"In the summer of 1966, Janis Joplin was a drifter; four years later, she was a rock-and-roll legend. She’d gone from complete unknown to generational icon on the strength of a single, blistering performance at the Monterey International Pop Festival in the summer of 1967, and she’d followed that up with three years of touring and recording that cemented her status as, in the words of one critic, “second only to Bob Dylan in importance as a creator/recorder/embodiment of her generation’s history and mythology.”
Born in Port Arthur, Texas, in 1943, Janis Joplin made her way to San Francisco in 1966, where she fell in with a local group called Big Brother and the Holding Company. It was with this group that she would become famous, first through her legendary performance of “Ball And Chain” at Monterey and then with the 1968 album Cheap Thrills. She soon split off to launch a solo career, however, her personality and her voice being far too big to be contained within a group.

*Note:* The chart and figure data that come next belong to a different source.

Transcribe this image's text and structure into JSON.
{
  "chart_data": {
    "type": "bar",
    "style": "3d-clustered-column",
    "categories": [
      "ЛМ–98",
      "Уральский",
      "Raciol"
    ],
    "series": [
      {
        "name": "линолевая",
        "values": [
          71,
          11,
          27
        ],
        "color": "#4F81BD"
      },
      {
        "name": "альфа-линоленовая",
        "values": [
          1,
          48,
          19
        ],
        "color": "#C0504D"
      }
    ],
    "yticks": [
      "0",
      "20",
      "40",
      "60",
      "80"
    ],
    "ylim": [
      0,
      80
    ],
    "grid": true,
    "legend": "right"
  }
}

”I’d rather not sing than sing quiet,” she once said in comparing herself to one of her musical idols. “Billie Holliday was subtle and refined. I’m going to shove that power right into you, right through you and you can’t refuse it.” But if sheer abandon was Janis Joplin’s vocal trademark, she nevertheless always combined it with a musicality and authenticity that lent her music a great deal more soul than much of what the psychedelic era produced.
But it was never just music, or the passion she displayed in performing it, that made Janis Joplin an icon. It was the no-holds-barred gusto with which she lived every other aspect of her life as well. Far from being an empty cliché, “sex, drugs, and rock and roll” was a revolutionary philosophy to many in the late 1960s, and Janis Joplin was its leading female exponent. Her string of romantic conquests ranged from Kris Kristofferson to Dick Cavett. Her drug and alcohol consumption was prolific. And the rock and roll she produced was timeless, from “Piece Of My Heart,” “Get It While You Can” and “Mercedes Benz” to her biggest pop hit, “Me And My Bobby McGee.”
In the autumn of 1970, Janis Joplin was in Los Angeles putting the finishing touches on the album that would prove to be the biggest hit of her career, Pearl. She did not live to see the album’s release, however. On this day October 4,1970, she died of an accidental heroin overdose and was discovered in her Los Angeles hotel room after failing to show for a scheduled recording session. She was 27 years old".
Breathless promotion on the local radio station. Tickets selling out in a single day. Thousands of teenagers, hours before show time, lining up outside the biggest venue in town. The scene outside the Cleveland Arena on a chilly Friday night in March more than 50 years ago would look quite familiar to anyone who has ever attended a major rock concert. But no one on this particular night had ever even heard of a “rock concert.” This, after all, was the night of an event now recognized as history’s first major rock-and-roll show: the Moondog Coronation Ball, held in Cleveland on March 21, 1952.
The “Moondog” in question was the legendary disk jockey Alan Freed, the self-styled “father of rock and roll” who was then the host of the enormously popular “Moondog Show” on Cleveland AM radio station WJW. Freed had joined WJW in 1951 as the host of a classical-music program, but he took up a different kind of music at the suggestion of Cleveland record-store owner Leo Mintz, who had noted with great interest the growing popularity, among young customers of all races, of rhythm-and-blues records by black musicians. Mintz decided to sponsor three hours of late-night programming on WJW to showcase rhythm-and-blues music, and Alan Freed was installed as host. Freed quickly took to the task, adopting a new, hip persona and vocabulary that included liberal use of the phrase “rock and roll” to describe the music he was now promoting. As the program grew in popularity, Mintz and Freed decided to do something that had never been done: hold a live dance event featuring some of the artists whose records were appearing on Freed’s show. Dubbed “The Moondog Coronation Ball,” the event was to feature headliners Paul Williams and his Hucklebuckers and Tiny Grimes and the Rocking Highlanders (a black instrumental group that performed in Scottish kilts). In the end, however, the incredible popular demand for tickets proved to be the event’s undoing.
Helped along by massive ticket counterfeiting and possibly by overbooking on the part of the event’s sponsors, an estimated 20,000-25,000 fans turned out for an event being held in an arena with a capacity of only 10,000. Less than an hour into the show, the massive overflow crowd broke through the gates that were keeping them outside, and police quickly moved in to stop the show almost as soon as it began. On the radio the very next evening, Alan Freed offered an apology to listeners who had tried to attend the canceled event. By way of explanation, Freed said: “If anyone…had told us that some 20 or 25,000 people would try to get into a dance—I suppose you would have been just like me. You would have laughed and said they were crazy.”